The Leuser Ecosystem on the island of Sumatra in Indonesia—home to Sumatran orangutans, elephants, tigers, and rhinos—is the last place on Earth where these critically endangered species coexist in the wild. For over a decade, this biodiversity hotspot has also been a battleground between aggressive palm oil expansion and community-driven forest protection.

The new report chronicles how RAN helped spark a global reckoning in corporate supply chains, exposing deforestation, mobilizing consumer campaigns, and pushing more than 200 companies to adopt “No Deforestation, No Peat, No Exploitation” (NDPE) policies. It also details the rise of jurisdictional conservation programs, like those in Aceh Tamiang and Aceh Timur, where collaborative efforts between governments, civil society organizations, communities, brands, and traders have driven measurable forest protection and restoration.

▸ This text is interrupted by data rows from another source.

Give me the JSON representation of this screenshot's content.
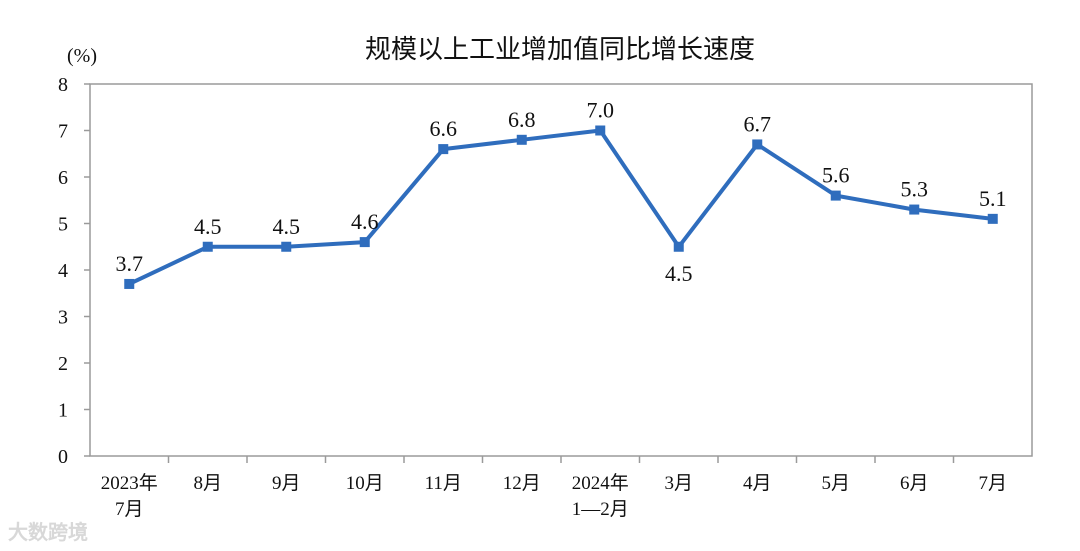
{
  "chart_data": {
    "type": "line",
    "title": "规模以上工业增加值同比增长速度",
    "ylabel": "(%)",
    "ylim": [
      0,
      8
    ],
    "yticks": [
      0,
      1,
      2,
      3,
      4,
      5,
      6,
      7,
      8
    ],
    "categories": [
      [
        "2023年",
        "7月"
      ],
      [
        "8月"
      ],
      [
        "9月"
      ],
      [
        "10月"
      ],
      [
        "11月"
      ],
      [
        "12月"
      ],
      [
        "2024年",
        "1—2月"
      ],
      [
        "3月"
      ],
      [
        "4月"
      ],
      [
        "5月"
      ],
      [
        "6月"
      ],
      [
        "7月"
      ]
    ],
    "values": [
      3.7,
      4.5,
      4.5,
      4.6,
      6.6,
      6.8,
      7.0,
      4.5,
      6.7,
      5.6,
      5.3,
      5.1
    ],
    "labels": [
      "3.7",
      "4.5",
      "4.5",
      "4.6",
      "6.6",
      "6.8",
      "7.0",
      "4.5",
      "6.7",
      "5.6",
      "5.3",
      "5.1"
    ],
    "grid": false,
    "line_color": "#2f6dbd"
  },
  "watermark": "大数跨境"
}
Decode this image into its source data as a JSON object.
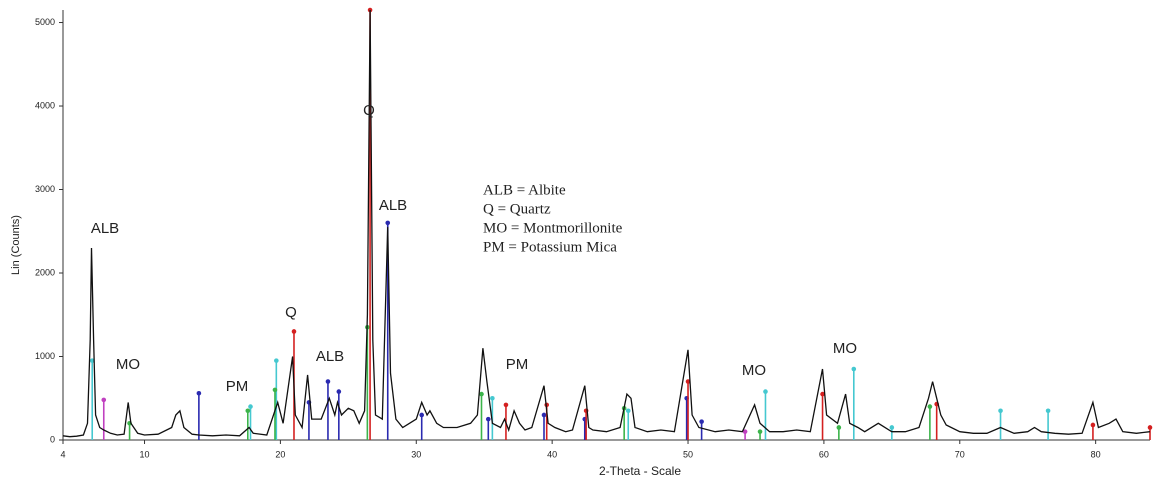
{
  "chart_data": {
    "type": "line",
    "xlabel": "2-Theta - Scale",
    "ylabel": "Lin (Counts)",
    "xlim": [
      4,
      84
    ],
    "ylim": [
      0,
      5150
    ],
    "xticks": [
      4,
      10,
      20,
      30,
      40,
      50,
      60,
      70,
      80
    ],
    "yticks": [
      0,
      1000,
      2000,
      3000,
      4000,
      5000
    ],
    "color": "#111111",
    "x": [
      4.0,
      4.5,
      5.0,
      5.5,
      5.8,
      6.0,
      6.1,
      6.25,
      6.4,
      6.7,
      7.0,
      7.5,
      8.0,
      8.5,
      8.8,
      9.0,
      9.5,
      10,
      11,
      12,
      12.3,
      12.6,
      12.9,
      13.5,
      14,
      15,
      16,
      17,
      17.7,
      18,
      19,
      19.8,
      20.2,
      20.9,
      21.1,
      21.6,
      22.0,
      22.3,
      23,
      23.6,
      24,
      24.2,
      24.5,
      25,
      25.4,
      25.8,
      26.2,
      26.4,
      26.6,
      26.8,
      27.0,
      27.5,
      27.9,
      28.1,
      28.5,
      29,
      29.5,
      30,
      30.4,
      30.8,
      31,
      31.5,
      32,
      33,
      34,
      34.5,
      34.9,
      35.2,
      35.6,
      36.2,
      36.5,
      36.8,
      37.2,
      37.6,
      38,
      38.5,
      39.4,
      39.7,
      40.2,
      41,
      41.5,
      42.4,
      42.7,
      43,
      44,
      45,
      45.5,
      45.8,
      46.1,
      47,
      48,
      49,
      50.0,
      50.3,
      50.8,
      52,
      53,
      54,
      54.9,
      55.3,
      56,
      57,
      58,
      59,
      59.9,
      60.2,
      61,
      61.6,
      61.9,
      62.5,
      63,
      64,
      65,
      66,
      67,
      67.7,
      68,
      68.3,
      68.6,
      69,
      70,
      71,
      72,
      73,
      74,
      75,
      75.5,
      76,
      77,
      78,
      79,
      79.8,
      80.2,
      81,
      81.5,
      82,
      83,
      84
    ],
    "values": [
      50,
      40,
      45,
      60,
      200,
      1200,
      2300,
      1200,
      300,
      150,
      120,
      80,
      60,
      70,
      450,
      200,
      80,
      60,
      70,
      150,
      300,
      350,
      150,
      70,
      60,
      50,
      60,
      50,
      150,
      80,
      60,
      450,
      200,
      1000,
      300,
      150,
      780,
      250,
      250,
      500,
      300,
      450,
      300,
      380,
      350,
      200,
      350,
      1500,
      5150,
      1200,
      300,
      250,
      2550,
      800,
      250,
      150,
      200,
      250,
      450,
      300,
      350,
      200,
      150,
      150,
      200,
      300,
      1100,
      700,
      200,
      150,
      250,
      120,
      350,
      200,
      120,
      150,
      650,
      200,
      150,
      100,
      120,
      650,
      150,
      120,
      100,
      150,
      550,
      500,
      150,
      100,
      120,
      100,
      1080,
      300,
      150,
      100,
      120,
      100,
      420,
      200,
      100,
      100,
      120,
      100,
      850,
      300,
      200,
      550,
      200,
      150,
      100,
      200,
      100,
      100,
      150,
      500,
      700,
      500,
      300,
      180,
      100,
      80,
      80,
      150,
      80,
      100,
      150,
      100,
      80,
      70,
      80,
      450,
      150,
      200,
      250,
      100,
      80,
      100
    ],
    "markers": [
      {
        "color": "#45c8d0",
        "x": [
          6.15,
          17.8,
          19.7,
          35.6,
          45.6,
          55.7,
          62.2,
          65,
          73,
          76.5
        ],
        "values": [
          950,
          400,
          950,
          500,
          350,
          580,
          850,
          150,
          350,
          350
        ]
      },
      {
        "color": "#c040c0",
        "x": [
          7.0,
          54.2
        ],
        "values": [
          480,
          100
        ]
      },
      {
        "color": "#3cb44b",
        "x": [
          8.9,
          17.6,
          19.6,
          26.4,
          34.8,
          45.3,
          55.3,
          61.1,
          67.8
        ],
        "values": [
          200,
          350,
          600,
          1350,
          550,
          380,
          100,
          150,
          400
        ]
      },
      {
        "color": "#2a2ab0",
        "x": [
          14.0,
          22.1,
          23.5,
          24.3,
          27.9,
          30.4,
          35.3,
          39.4,
          42.4,
          49.9,
          51
        ],
        "values": [
          560,
          450,
          700,
          580,
          2600,
          300,
          250,
          300,
          250,
          500,
          220
        ]
      },
      {
        "color": "#d42020",
        "x": [
          21.0,
          26.6,
          36.6,
          39.6,
          42.5,
          50.0,
          59.9,
          68.3,
          79.8,
          84
        ],
        "values": [
          1300,
          5150,
          420,
          420,
          350,
          700,
          550,
          430,
          180,
          150
        ]
      }
    ],
    "annotations": [
      "ALB",
      "MO",
      "PM",
      "Q",
      "ALB",
      "Q",
      "ALB",
      "PM",
      "MO",
      "MO"
    ],
    "key": [
      "ALB = Albite",
      "Q = Quartz",
      "MO = Montmorillonite",
      "PM = Potassium Mica"
    ]
  }
}
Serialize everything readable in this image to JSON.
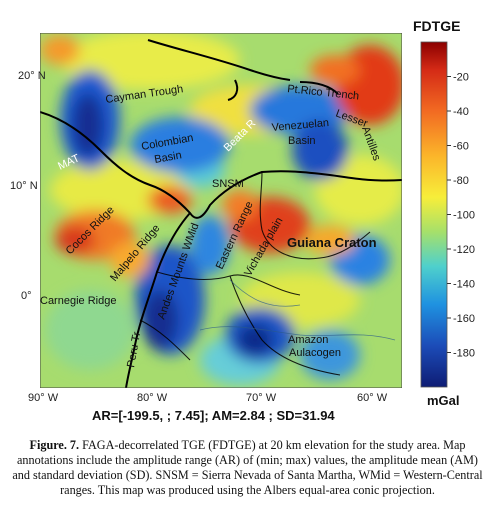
{
  "figure": {
    "colorbar": {
      "title": "FDTGE",
      "unit": "mGal",
      "ticks": [
        "-20",
        "-40",
        "-60",
        "-80",
        "-100",
        "-120",
        "-140",
        "-160",
        "-180"
      ]
    },
    "axes": {
      "lat_labels": [
        "20° N",
        "10° N",
        "0°"
      ],
      "lon_labels": [
        "90° W",
        "80° W",
        "70° W",
        "60° W"
      ]
    },
    "annotations": [
      "Cayman Trough",
      "Pt.Rico Trench",
      "Lesser",
      "Antilles",
      "Colombian",
      "Basin",
      "Beata R",
      "Venezuelan",
      "Basin",
      "MAT",
      "SNSM",
      "Cocos Ridge",
      "Malpelo Ridge",
      "Andes Mounts WMid",
      "Eastern Range",
      "Vichada plain",
      "Guiana Craton",
      "Carnegie Ridge",
      "Peru Tr",
      "Amazon",
      "Aulacogen"
    ],
    "stats_line": "AR=[-199.5, ; 7.45]; AM=2.84 ; SD=31.94",
    "caption": {
      "label": "Figure. 7.",
      "text": " FAGA-decorrelated TGE (FDTGE) at 20 km elevation for the study area. Map annotations include the amplitude range (AR) of (min; max) values, the amplitude mean (AM) and standard deviation (SD). SNSM = Sierra Nevada of Santa Martha, WMid = Western-Central ranges. This map was produced using the Albers equal-area conic projection."
    }
  },
  "chart_data": {
    "type": "heatmap",
    "title": "",
    "colorbar_title": "FDTGE",
    "colorbar_unit": "mGal",
    "colorbar_ticks": [
      -20,
      -40,
      -60,
      -80,
      -100,
      -120,
      -140,
      -160,
      -180
    ],
    "amplitude_range": [
      -199.5,
      7.45
    ],
    "amplitude_mean": 2.84,
    "standard_deviation": 31.94,
    "x_tick_labels": [
      "90° W",
      "80° W",
      "70° W",
      "60° W"
    ],
    "y_tick_labels": [
      "20° N",
      "10° N",
      "0°"
    ]
  }
}
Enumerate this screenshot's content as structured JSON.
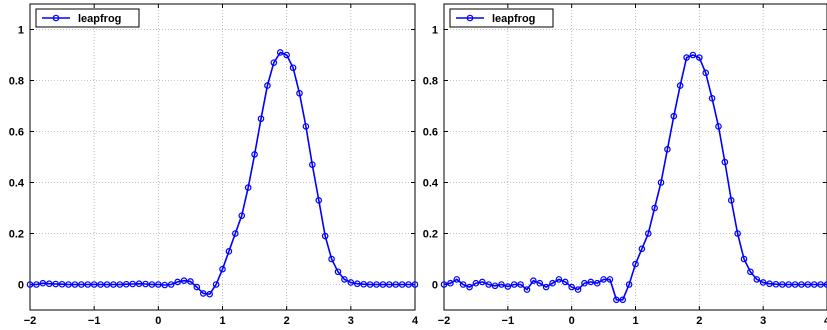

“The Leuser is more than just a rainforest—it’s a living blueprint for how we can transform destructive commodity supply chains into engines for conservation and community conflict resolution,” said Gemma Tillack, Forests Policy Director at Rainforest Action Network. “This report proves that real change is possible when brands and traders go beyond paper promises and invest in lasting, rights-based landscape solutions. The lessons learned here must now be adapted to other unique landscapes and scaled across other forest-risk commodities.”

The report also comes as companies prepare to comply with new regulatory standards, including the EU Deforestation Regulations (EUDR), which demand unprecedented levels of supply chain traceability and accountability. RAN’s findings reveal that corporate investments in traceability, collaborative forest monitoring, and smallholder inclusion are delivering results—but only when matched with consistent pressure and follow-through.

RAN is calling on major brands and traders to take the next step by scaling up their commitments and investing in proven jurisdictional models—grounded in Indigenous rights and environmental justice—to halt deforestation not just in the Leuser Ecosystem, but across tropical forest regions globally.